Arcadipane nimmt die Zigarette aus dem Mund und betrachtet die massige Gestalt in der gelben Regenkleidung, die ihm den Weg versperrt. Zwei Handbreit größer als er, obwohl seine Stiefel im Morast versinken.

«Warum nicht?»

Der Mann denkt nach. Ein langwieriger Gedanke, der Arcadipane Zeit lässt, die durch einen alten Bruch nach rechts verschobene Nase wahrzunehmen, die slawischen Backenknochen und den nicht ganz unangenehmen Mundgeruch nach Anis und Tabak. Das Ganze dreißig, fünfunddreißig Jahre alt.

«Sie haben gesagt, ich soll niemand durchlassen», wiederholt der andere unter seiner Kapuze hervor mit erhobener Stimme, um das Prasseln des Regens zu übertönen.

Arcadipane führt die Zigarette wieder zum Mund, aber der Filter ist schon mit Wasser vollgesogen. Er wirft sie weg und sieht zu, wie sie im Schlamm versinkt, von den Regentropfen mit einer Präzision getroffen, wie wenn ein Hammer auf einen breitköpfigen Nagel schlägt.

«Wer sie?»

Das Stammhirn des Mannes nimmt die vorherrschende Schwingung in der Frage wahr und gibt die Information ans Großhirn weiter, das diesen zwei Handbreit kleineren Typen, untersetzt und ohne Regenschirm, den er zwei Minuten zuvor aus einem gepflegten Alfa Quadrifoglio hat aussteigen sehen, als physisch und hierarchisch ungefährlich einstuft.

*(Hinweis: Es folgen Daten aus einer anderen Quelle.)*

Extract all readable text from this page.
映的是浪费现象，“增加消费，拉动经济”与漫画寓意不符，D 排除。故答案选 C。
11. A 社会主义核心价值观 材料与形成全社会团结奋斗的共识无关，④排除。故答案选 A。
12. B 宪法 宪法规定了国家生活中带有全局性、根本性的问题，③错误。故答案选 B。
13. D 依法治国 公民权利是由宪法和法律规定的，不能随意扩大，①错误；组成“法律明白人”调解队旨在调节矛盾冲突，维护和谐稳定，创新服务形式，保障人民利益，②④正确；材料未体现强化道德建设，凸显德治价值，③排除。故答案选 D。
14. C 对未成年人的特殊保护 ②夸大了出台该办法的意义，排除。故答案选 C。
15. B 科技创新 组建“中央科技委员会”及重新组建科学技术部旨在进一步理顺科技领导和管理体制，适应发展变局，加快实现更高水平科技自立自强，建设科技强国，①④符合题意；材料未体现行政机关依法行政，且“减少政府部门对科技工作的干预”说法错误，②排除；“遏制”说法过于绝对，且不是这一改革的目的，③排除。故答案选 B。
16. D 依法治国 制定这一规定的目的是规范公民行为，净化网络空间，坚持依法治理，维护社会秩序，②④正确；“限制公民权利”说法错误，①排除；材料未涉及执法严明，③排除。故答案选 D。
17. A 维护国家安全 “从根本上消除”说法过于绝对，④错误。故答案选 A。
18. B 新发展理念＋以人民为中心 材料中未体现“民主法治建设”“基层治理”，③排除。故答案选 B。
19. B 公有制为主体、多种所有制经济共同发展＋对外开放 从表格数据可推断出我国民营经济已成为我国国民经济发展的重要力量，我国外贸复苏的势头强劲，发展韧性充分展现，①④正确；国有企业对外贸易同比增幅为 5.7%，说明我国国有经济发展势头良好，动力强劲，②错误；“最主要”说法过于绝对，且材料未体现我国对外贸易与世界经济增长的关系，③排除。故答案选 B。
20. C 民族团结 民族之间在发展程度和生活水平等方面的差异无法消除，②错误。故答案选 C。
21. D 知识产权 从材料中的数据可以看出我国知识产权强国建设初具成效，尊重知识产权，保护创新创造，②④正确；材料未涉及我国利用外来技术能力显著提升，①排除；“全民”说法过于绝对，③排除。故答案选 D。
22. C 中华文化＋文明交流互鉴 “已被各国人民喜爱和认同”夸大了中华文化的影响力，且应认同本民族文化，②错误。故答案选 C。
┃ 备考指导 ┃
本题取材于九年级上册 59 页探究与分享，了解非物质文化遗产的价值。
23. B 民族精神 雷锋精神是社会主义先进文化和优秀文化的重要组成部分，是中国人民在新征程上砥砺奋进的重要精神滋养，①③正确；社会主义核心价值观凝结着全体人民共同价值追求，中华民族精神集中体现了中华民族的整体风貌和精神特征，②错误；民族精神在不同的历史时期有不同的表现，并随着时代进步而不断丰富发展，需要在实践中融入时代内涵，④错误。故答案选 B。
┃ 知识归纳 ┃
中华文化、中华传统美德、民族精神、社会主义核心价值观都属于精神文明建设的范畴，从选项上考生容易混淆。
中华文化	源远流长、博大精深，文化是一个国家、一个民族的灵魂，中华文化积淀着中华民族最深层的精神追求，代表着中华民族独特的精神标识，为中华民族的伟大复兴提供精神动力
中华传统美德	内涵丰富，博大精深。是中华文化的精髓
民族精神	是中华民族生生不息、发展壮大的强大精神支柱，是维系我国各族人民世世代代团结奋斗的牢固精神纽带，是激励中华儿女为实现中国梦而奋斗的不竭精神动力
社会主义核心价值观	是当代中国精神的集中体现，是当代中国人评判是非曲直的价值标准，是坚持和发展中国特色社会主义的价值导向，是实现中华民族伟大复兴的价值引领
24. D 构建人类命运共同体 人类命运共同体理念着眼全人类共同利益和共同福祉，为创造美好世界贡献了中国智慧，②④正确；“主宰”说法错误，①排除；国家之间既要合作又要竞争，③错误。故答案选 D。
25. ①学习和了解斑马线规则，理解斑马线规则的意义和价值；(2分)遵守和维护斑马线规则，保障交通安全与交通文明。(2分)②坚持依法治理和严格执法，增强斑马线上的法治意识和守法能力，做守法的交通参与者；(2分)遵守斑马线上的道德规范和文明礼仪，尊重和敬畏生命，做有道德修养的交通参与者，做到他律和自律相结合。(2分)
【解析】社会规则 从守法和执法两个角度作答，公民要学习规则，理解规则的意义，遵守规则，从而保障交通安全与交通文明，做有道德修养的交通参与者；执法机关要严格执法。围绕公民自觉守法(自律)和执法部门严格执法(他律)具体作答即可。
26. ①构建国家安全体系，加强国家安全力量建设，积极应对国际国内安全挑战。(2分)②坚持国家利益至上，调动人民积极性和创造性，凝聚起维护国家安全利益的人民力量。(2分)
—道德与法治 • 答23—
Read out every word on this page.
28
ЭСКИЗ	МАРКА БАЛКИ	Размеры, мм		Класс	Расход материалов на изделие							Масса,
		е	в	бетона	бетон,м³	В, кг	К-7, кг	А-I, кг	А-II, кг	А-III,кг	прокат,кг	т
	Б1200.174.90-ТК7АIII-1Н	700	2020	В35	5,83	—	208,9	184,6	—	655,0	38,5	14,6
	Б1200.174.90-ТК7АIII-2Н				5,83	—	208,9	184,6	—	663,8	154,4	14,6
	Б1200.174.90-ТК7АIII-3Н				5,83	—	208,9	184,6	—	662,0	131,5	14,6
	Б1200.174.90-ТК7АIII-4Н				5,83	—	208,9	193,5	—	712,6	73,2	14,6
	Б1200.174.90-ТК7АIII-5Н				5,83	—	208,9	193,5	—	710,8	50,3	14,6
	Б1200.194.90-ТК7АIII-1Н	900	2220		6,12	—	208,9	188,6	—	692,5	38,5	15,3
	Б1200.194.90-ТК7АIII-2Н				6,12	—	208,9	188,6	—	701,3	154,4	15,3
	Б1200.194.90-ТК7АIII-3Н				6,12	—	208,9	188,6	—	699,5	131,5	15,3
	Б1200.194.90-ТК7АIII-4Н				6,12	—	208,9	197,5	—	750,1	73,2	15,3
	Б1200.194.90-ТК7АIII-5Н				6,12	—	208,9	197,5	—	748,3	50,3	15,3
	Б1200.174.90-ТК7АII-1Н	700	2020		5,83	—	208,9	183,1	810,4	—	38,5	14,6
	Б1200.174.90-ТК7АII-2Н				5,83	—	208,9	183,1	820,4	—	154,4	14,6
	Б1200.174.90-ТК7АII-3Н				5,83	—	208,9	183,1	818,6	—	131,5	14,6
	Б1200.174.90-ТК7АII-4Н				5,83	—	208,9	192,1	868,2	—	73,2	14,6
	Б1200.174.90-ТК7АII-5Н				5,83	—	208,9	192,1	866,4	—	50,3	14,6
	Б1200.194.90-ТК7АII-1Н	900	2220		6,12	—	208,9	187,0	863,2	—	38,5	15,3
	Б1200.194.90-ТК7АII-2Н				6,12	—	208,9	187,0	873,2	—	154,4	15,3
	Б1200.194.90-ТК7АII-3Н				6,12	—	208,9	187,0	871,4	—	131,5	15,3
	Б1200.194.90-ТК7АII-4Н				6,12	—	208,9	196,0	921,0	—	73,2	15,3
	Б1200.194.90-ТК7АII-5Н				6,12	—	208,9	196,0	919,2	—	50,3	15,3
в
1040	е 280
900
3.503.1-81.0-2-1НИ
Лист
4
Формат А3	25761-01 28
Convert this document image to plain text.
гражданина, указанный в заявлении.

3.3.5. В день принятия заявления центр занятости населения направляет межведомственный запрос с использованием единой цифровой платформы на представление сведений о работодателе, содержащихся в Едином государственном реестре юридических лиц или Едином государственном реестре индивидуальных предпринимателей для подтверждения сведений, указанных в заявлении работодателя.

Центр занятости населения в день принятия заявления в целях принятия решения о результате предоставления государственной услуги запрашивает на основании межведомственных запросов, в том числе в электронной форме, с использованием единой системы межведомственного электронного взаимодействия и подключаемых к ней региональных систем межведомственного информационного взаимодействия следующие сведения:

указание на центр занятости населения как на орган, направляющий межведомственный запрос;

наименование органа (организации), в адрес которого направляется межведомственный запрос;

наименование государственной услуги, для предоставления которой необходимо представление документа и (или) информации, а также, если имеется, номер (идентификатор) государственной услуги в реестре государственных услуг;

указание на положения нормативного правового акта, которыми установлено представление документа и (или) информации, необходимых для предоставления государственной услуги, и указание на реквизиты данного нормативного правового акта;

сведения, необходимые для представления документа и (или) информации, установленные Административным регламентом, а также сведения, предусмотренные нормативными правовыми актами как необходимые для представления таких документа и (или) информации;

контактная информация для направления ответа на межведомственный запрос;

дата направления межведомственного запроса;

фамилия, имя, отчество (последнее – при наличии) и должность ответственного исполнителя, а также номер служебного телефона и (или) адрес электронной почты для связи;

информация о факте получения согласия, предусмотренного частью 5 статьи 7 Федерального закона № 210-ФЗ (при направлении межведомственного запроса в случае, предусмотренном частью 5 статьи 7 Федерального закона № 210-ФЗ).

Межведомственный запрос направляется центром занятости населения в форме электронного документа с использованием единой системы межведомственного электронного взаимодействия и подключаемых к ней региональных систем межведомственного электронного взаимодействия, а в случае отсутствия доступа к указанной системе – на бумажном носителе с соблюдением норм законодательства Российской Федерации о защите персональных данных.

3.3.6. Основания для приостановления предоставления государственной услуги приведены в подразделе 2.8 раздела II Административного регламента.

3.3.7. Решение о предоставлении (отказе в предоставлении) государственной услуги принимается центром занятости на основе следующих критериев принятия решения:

«Der mit dem Regenmantel, der Commissario», sagt er und weist irgendwohin. «Er hat gesagt, ich soll keinen durchlassen.»

Durch den Regenschleier zählt Arcadipane vier Gestalten, die unbeweglich mit dem Rücken zu ihm stehen und etwas am Boden fixieren. Unweit davon ein Bagger, ein Lastwagen und ein Kran. Die Berge und der Himmel im Hintergrund scheinen aus ein und derselben melancholischen, trägen, erstickenden, nostalgischen und ersterbenden Materie gemacht. Verdammt noch mal, denkt er. Ist es wieder so weit.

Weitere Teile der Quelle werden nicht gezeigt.